Der Oberste Gerichtshof hat durch den Vizepräsidenten des Obersten Gerichtshofes Hon.Prof. Dr. Petrasch als Vorsitzenden und durch die Hofräte des Obersten Gerichtshofes Dr. Hule, Dr. Warta, Dr. Klinger und Dr. Angst als weitere Richter in der Exekutionssache der betreibenden Partei W***** Gesellschaft mit beschränkter Haftung & Co KG, ***** vertreten durch Dr. Wilfried Lefford, Rechtsanwalt in Wien, wider die verpflichtete Partei Robert M*****, vertreten durch Dr. Ernst Fasan ua, Rechtsanwälte in Neunkirchen, wegen S 301.333,- sA, infolge Revisionsrekurses der verpflichteten Partei gegen den Beschluß des Landesgerichtes Eisenstadt als Rekursgerichtes vom 15. November 1990, GZ R 255/90-6, womit der Beschluß des Bezirksgerichtes Oberpullendorf vom 11. Juli 1990, GZ E 2090/90-3, abgeändert wurde, folgenden

Beschluß

gefaßt:

Spruch

Der Revisionsrekurs wird zurückgewiesen.

Text

Begründung:

Der Rechtspfleger des Erstgerichtes bewilligte antragsgemäß zur Hereinbringung einer vollstreckbaren Geldforderung die Exekution (ua) durch Pfändung und Überweisung der dem Verpflichteten als Bürgermeister gegen die Gemeinde angeblich zustehenden Bezüge gemäß § 290 EO (Forderung auf in Geld zahlbares Arbeitseinkommen aus dem Dienstverhältnis) mit der sich aus den Vorschriften des Lohnpfändungsgesetzes ergebenden Beschränkung.

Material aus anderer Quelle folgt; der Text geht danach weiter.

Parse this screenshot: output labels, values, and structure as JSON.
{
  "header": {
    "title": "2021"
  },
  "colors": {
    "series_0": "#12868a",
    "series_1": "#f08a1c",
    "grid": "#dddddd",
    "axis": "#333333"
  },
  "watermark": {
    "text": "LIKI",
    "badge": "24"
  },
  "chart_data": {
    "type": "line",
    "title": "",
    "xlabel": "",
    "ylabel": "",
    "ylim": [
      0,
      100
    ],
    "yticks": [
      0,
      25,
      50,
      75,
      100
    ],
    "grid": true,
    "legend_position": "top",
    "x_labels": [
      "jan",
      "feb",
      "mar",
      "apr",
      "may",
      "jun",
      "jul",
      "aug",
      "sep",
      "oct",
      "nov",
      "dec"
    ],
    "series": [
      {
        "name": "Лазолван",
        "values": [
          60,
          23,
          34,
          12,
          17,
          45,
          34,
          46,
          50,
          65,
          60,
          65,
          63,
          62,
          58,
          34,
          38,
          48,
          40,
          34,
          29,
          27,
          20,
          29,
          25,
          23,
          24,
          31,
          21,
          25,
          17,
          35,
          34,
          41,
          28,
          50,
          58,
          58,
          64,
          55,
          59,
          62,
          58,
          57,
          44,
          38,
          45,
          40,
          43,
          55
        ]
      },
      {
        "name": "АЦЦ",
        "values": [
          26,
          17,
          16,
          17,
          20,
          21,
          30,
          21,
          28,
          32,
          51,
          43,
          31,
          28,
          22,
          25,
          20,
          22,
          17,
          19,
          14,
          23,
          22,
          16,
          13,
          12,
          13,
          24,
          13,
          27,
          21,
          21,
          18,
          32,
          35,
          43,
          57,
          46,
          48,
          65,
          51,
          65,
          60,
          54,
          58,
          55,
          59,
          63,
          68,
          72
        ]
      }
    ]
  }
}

Der Richter gab nach § 11 Abs 3 RpflG dem Rekurs des Verpflichteten Folge und wies (insoweit) den Exekutionsantrag ab. Die Aufwandsentschädigung des Bürgermeisters sei nach § 3 Z 3 LPfG unpfändbar. Der Verpflichtete beziehe nach Auskunft der Gemeinde nur die Mindestaufwandsentschädigung von netto S 8.342,-, was der Verordnung der Landesregierung vom 29. Juni 1988 über die Aufwandsentschädigung der Gemeindemandatare LGBlBgld 1988/30 und den darauf gegründeten Richtlinien des bgld Gemeindevertreterverbandes entspreche.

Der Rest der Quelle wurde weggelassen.